Le commissioni alle società di consegna pesano come un macigno sul mondo della ristorazione, che sta cercando quasi disperatamente di ideare un nuovo modello di business per il delivery. Così com’è impostato oggi, il sistema non regge. Lo dice a chiare lettere Vincenzo Ferrieri, imprenditore a capo di CioccolatItaliani e presidente di Ubri, l’Unione brand della ristorazione nata all’indomani del lockdown e alla quale hanno aderito le principali società che sviluppano format di ristorazione (messi assieme, gli 11 soci fondatori contano 400 locali e occupano 3.300 dipendenti).

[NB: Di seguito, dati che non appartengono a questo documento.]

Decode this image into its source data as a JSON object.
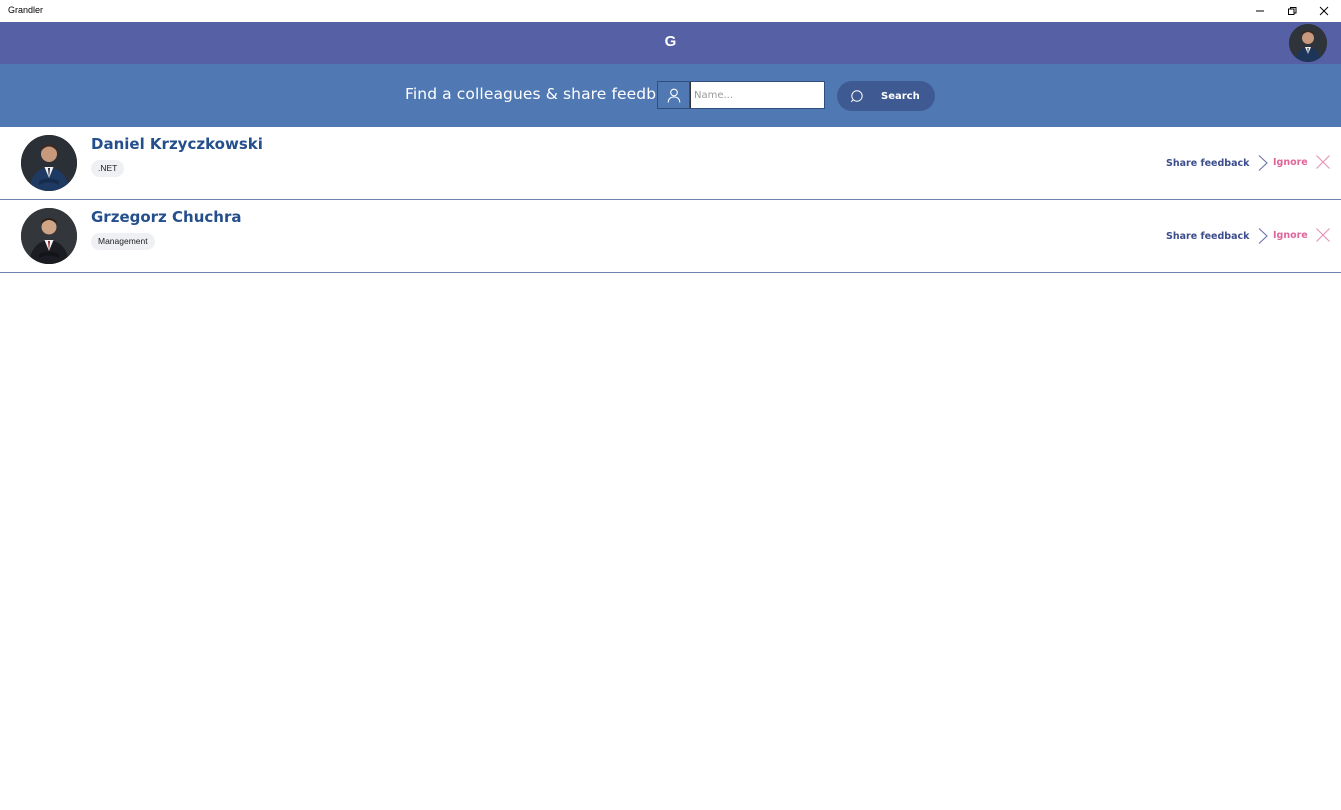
{
  "window": {
    "title": "Grandler",
    "controls": [
      "minimize-icon",
      "restore-icon",
      "close-icon"
    ]
  },
  "header": {
    "logo": "G"
  },
  "search": {
    "label": "Find a colleagues & share feedback",
    "placeholder": "Name...",
    "value": "",
    "button_label": "Search"
  },
  "colleagues": [
    {
      "name": "Daniel Krzyczkowski",
      "tag": ".NET",
      "share_label": "Share feedback",
      "ignore_label": "Ignore"
    },
    {
      "name": "Grzegorz Chuchra",
      "tag": "Management",
      "share_label": "Share feedback",
      "ignore_label": "Ignore"
    }
  ],
  "colors": {
    "appbar": "#5560a5",
    "searchband": "#5079b4",
    "name": "#244f8c",
    "share": "#3c4d8c",
    "ignore": "#e0669a"
  }
}
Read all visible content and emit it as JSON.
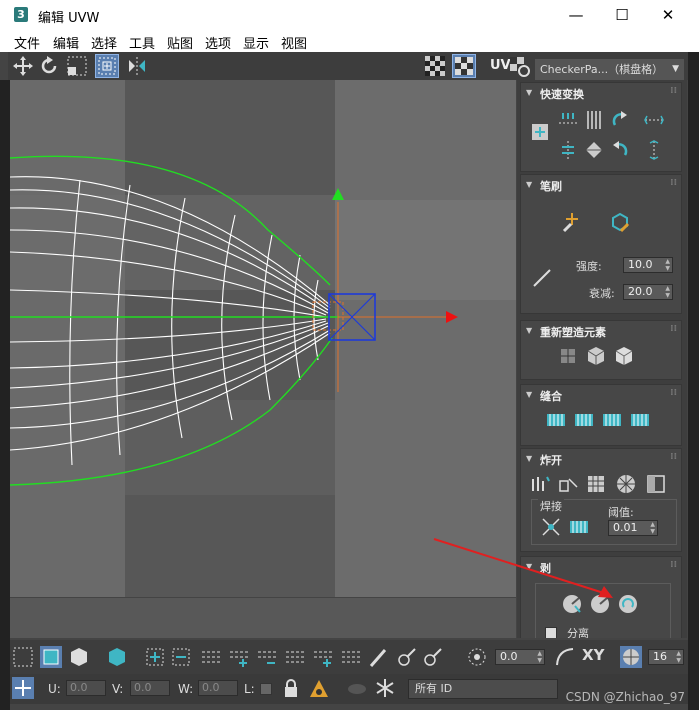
{
  "window": {
    "title": "编辑 UVW",
    "app_icon_label": "3",
    "minimize": "—",
    "maximize": "☐",
    "close": "✕"
  },
  "menu": [
    "文件",
    "编辑",
    "选择",
    "工具",
    "贴图",
    "选项",
    "显示",
    "视图"
  ],
  "toolbar": {
    "uv_label": "UV",
    "map_dropdown": "CheckerPa...（棋盘格）"
  },
  "panels": {
    "quick_transform": {
      "title": "快速变换"
    },
    "brush": {
      "title": "笔刷",
      "strength_label": "强度:",
      "strength_value": "10.0",
      "falloff_label": "衰减:",
      "falloff_value": "20.0"
    },
    "reshape": {
      "title": "重新塑造元素"
    },
    "stitch": {
      "title": "缝合"
    },
    "explode": {
      "title": "炸开",
      "weld_label": "焊接",
      "threshold_label": "阈值:",
      "threshold_value": "0.01"
    },
    "peel": {
      "title": "剥",
      "detach_label": "分离"
    }
  },
  "bottom": {
    "spinner_value": "0.0",
    "xy_label": "XY",
    "count_value": "16",
    "u_label": "U:",
    "u_value": "0.0",
    "v_label": "V:",
    "v_value": "0.0",
    "w_label": "W:",
    "w_value": "0.0",
    "l_label": "L:",
    "id_dropdown": "所有 ID"
  },
  "watermark": "CSDN @Zhichao_97",
  "colors": {
    "accent": "#3fb6c4",
    "selection": "#5a7fb0",
    "wire_white": "#ffffff",
    "wire_green": "#22dd22",
    "annotation_arrow": "#e02020"
  }
}
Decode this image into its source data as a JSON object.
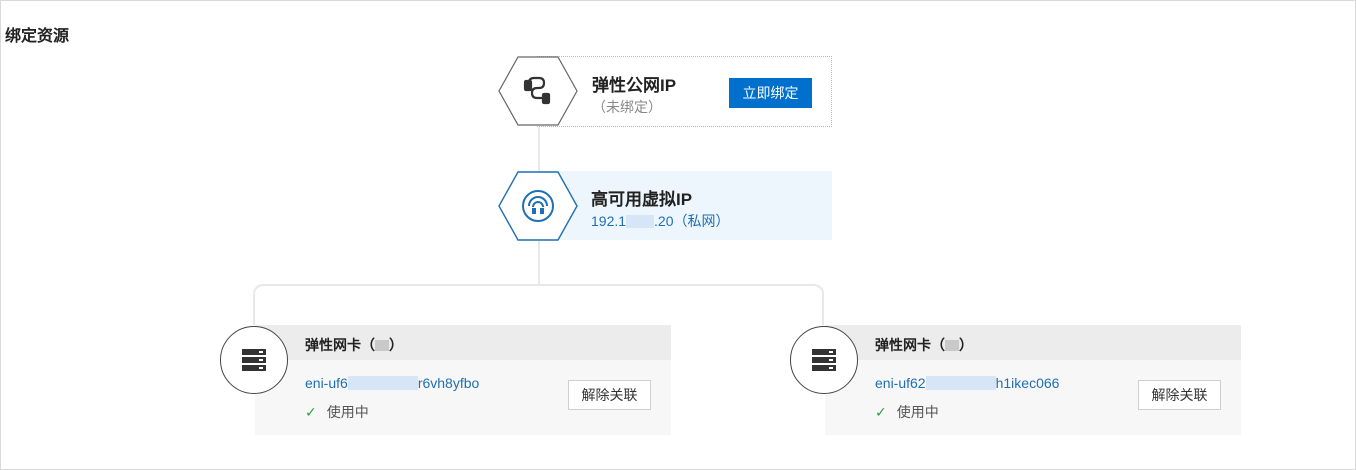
{
  "section": {
    "title": "绑定资源"
  },
  "eip": {
    "title": "弹性公网IP",
    "subtitle": "（未绑定）",
    "bind_label": "立即绑定",
    "icon": "link-icon"
  },
  "vip": {
    "title": "高可用虚拟IP",
    "address_prefix": "192.1",
    "address_suffix": ".20（私网）",
    "icon": "wifi-icon"
  },
  "enis": [
    {
      "title": "弹性网卡",
      "paren_open": "（",
      "paren_close": "）",
      "id_prefix": "eni-uf6",
      "id_suffix": "r6vh8yfbo",
      "status": "使用中",
      "unbind_label": "解除关联",
      "icon": "server-icon"
    },
    {
      "title": "弹性网卡",
      "paren_open": "（",
      "paren_close": "）",
      "id_prefix": "eni-uf62",
      "id_suffix": "h1ikec066",
      "status": "使用中",
      "unbind_label": "解除关联",
      "icon": "server-icon"
    }
  ],
  "colors": {
    "primary": "#0070cc",
    "link": "#1f6fb3",
    "vip_bg": "#eef6fd",
    "hex_blue": "#1f6fb3",
    "hex_gray": "#666666"
  }
}
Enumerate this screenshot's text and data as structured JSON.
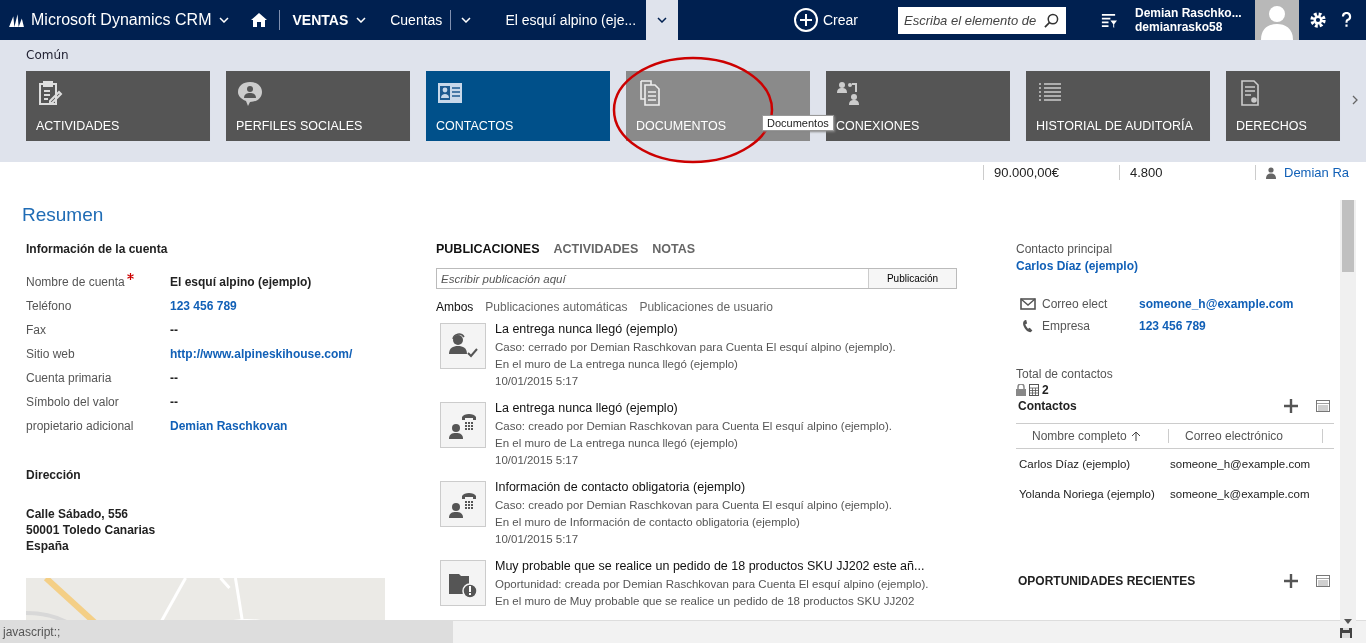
{
  "nav": {
    "app_title": "Microsoft Dynamics CRM",
    "area": "VENTAS",
    "entity": "Cuentas",
    "record": "El esquí alpino (eje...",
    "create": "Crear",
    "search": {
      "placeholder": "Escriba el elemento de"
    },
    "user_name": "Demian Raschko...",
    "user_org": "demianrasko58"
  },
  "ribbon": {
    "group": "Común",
    "tiles": [
      {
        "label": "ACTIVIDADES",
        "kind": "activities",
        "selected": false,
        "hovered": false
      },
      {
        "label": "PERFILES SOCIALES",
        "kind": "social",
        "selected": false,
        "hovered": false
      },
      {
        "label": "CONTACTOS",
        "kind": "contacts",
        "selected": true,
        "hovered": false
      },
      {
        "label": "DOCUMENTOS",
        "kind": "documents",
        "selected": false,
        "hovered": true
      },
      {
        "label": "CONEXIONES",
        "kind": "connections",
        "selected": false,
        "hovered": false
      },
      {
        "label": "HISTORIAL DE AUDITORÍA",
        "kind": "audit",
        "selected": false,
        "hovered": false
      },
      {
        "label": "DERECHOS",
        "kind": "rights",
        "selected": false,
        "hovered": false
      }
    ],
    "tooltip": "Documentos"
  },
  "header": {
    "fields": [
      "90.000,00€",
      "4.800"
    ],
    "owner": "Demian Ra"
  },
  "summary": {
    "title": "Resumen",
    "section": "Información de la cuenta",
    "fields": [
      {
        "label": "Nombre de cuenta",
        "value": "El esquí alpino (ejemplo)",
        "required": true,
        "kind": "text"
      },
      {
        "label": "Teléfono",
        "value": "123 456 789",
        "required": false,
        "kind": "link"
      },
      {
        "label": "Fax",
        "value": "--",
        "required": false,
        "kind": "text"
      },
      {
        "label": "Sitio web",
        "value": "http://www.alpineskihouse.com/",
        "required": false,
        "kind": "link"
      },
      {
        "label": "Cuenta primaria",
        "value": "--",
        "required": false,
        "kind": "text"
      },
      {
        "label": "Símbolo del valor",
        "value": "--",
        "required": false,
        "kind": "text"
      },
      {
        "label": "propietario adicional",
        "value": "Demian Raschkovan",
        "required": false,
        "kind": "link"
      }
    ],
    "address_title": "Dirección",
    "address": [
      "Calle Sábado, 556",
      "50001 Toledo Canarias",
      "España"
    ]
  },
  "posts": {
    "tabs": [
      {
        "label": "PUBLICACIONES",
        "selected": true
      },
      {
        "label": "ACTIVIDADES",
        "selected": false
      },
      {
        "label": "NOTAS",
        "selected": false
      }
    ],
    "input": {
      "placeholder": "Escribir publicación aquí"
    },
    "post_button": "Publicación",
    "filters": [
      {
        "label": "Ambos",
        "selected": true
      },
      {
        "label": "Publicaciones automáticas",
        "selected": false
      },
      {
        "label": "Publicaciones de usuario",
        "selected": false
      }
    ],
    "items": [
      {
        "kind": "case-closed",
        "title": "La entrega nunca llegó (ejemplo)",
        "line": "Caso: cerrado por Demian Raschkovan para Cuenta El esquí alpino (ejemplo).",
        "wall": "En el muro de La entrega nunca llegó (ejemplo)",
        "time": "10/01/2015 5:17"
      },
      {
        "kind": "phone",
        "title": "La entrega nunca llegó (ejemplo)",
        "line": "Caso: creado por Demian Raschkovan para Cuenta El esquí alpino (ejemplo).",
        "wall": "En el muro de La entrega nunca llegó (ejemplo)",
        "time": "10/01/2015 5:17"
      },
      {
        "kind": "phone",
        "title": "Información de contacto obligatoria (ejemplo)",
        "line": "Caso: creado por Demian Raschkovan para Cuenta El esquí alpino (ejemplo).",
        "wall": "En el muro de Información de contacto obligatoria (ejemplo)",
        "time": "10/01/2015 5:17"
      },
      {
        "kind": "opportunity",
        "title": "Muy probable que se realice un pedido de 18 productos SKU JJ202 este añ...",
        "line": "Oportunidad: creada por Demian Raschkovan para Cuenta El esquí alpino (ejemplo).",
        "wall": "En el muro de Muy probable que se realice un pedido de 18 productos SKU JJ202"
      }
    ]
  },
  "contact": {
    "label": "Contacto principal",
    "name": "Carlos Díaz (ejemplo)",
    "rows": [
      {
        "kind": "email",
        "label": "Correo elect",
        "value": "someone_h@example.com"
      },
      {
        "kind": "phone",
        "label": "Empresa",
        "value": "123 456 789"
      }
    ],
    "total_label": "Total de contactos",
    "total": "2"
  },
  "contacts": {
    "title": "Contactos",
    "columns": [
      "Nombre completo",
      "Correo electrónico"
    ],
    "rows": [
      [
        "Carlos Díaz (ejemplo)",
        "someone_h@example.com"
      ],
      [
        "Yolanda Noriega (ejemplo)",
        "someone_k@example.com"
      ]
    ]
  },
  "opportunities": {
    "title": "OPORTUNIDADES RECIENTES"
  },
  "status_bar": "javascript:;"
}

“Il delivery è esploso – riconosce Ferrieri – ma quasi tutti stiamo girando a margine zero. Le commissioni versate alle società di gestione sono aumentate dal 25 al 35% nel giro di poco tempo e se va avanti così, rischiamo di trovarci a pagare il 40%, una quota che non ci permette di guadagnare e di fare investimenti”.
Il paradosso del delivery è che la ristorazione non lo ama, ma al tempo stesso non può più farne a meno. La percentuale degli incassi derivante dalle consegne a domicilio è in costante aumento. Come evidenziato nell’ultimo numero di Pambianco Magazine Wine&/Food, l’incidenza sul fatturato complessivo delle maggiori catene ha raggiunto quote ingenti: si parla di un 50% per Zushi, di un 25% per Temakinho e per Pizzium, 15% per Fratelli La Bufala. Con punte stimate del 50-60% sulla piazza di Milano per prodotti particolarmente adatti a essere consumati in casa come ad esempio il pokè, che si è imposto come leader di categoria precedendo gli hamburger. I gruppi di ristorazione più organizzati stanno sviluppando dark kitchen dedicate, in modo da non ostacolare le operazioni della cucina con conseguente impatto sul livello del servizio in sala, ma i ristoranti più piccoli non hanno questa possibilità. Si tratta di un nuovo modello di business, in buona parte ancora da perfezionare, e servirà tempo per arrivare a un livello di maturità del sistema.
Nel frattempo, la sfida è quella di restare in piedi, utilizzando il delivery come occasione per intercettare la ripresa. Ma diversi ristoratori hanno preferito la gestione diretta delle consegne, bypassando le app principali che operano nel mercato, per ragioni di controllo del delivery o semplicemente per non dover pagare commissioni giudicate troppo alte. Un esempio è quello di Langosteria, che ha sviluppato il servizio con staff e risorse interne. Ma anche in questo caso, non si tratta di un modello possibile per tutti, perché la gestione diretta richiede forze dedicate. Un’alternativa la sta testando Panino Giusto con Birò, che hanno avviato da qualche mese una partnership dedicata per le consegne più voluminose.
“Occorre trovare soluzioni nuove, che ci permettano di traghettare il settore attraverso le difficoltà della pandemia”, afferma Ferrieri. Sul tavolo ci sono diverse ipotesi, che saranno discusse in tempi brevi.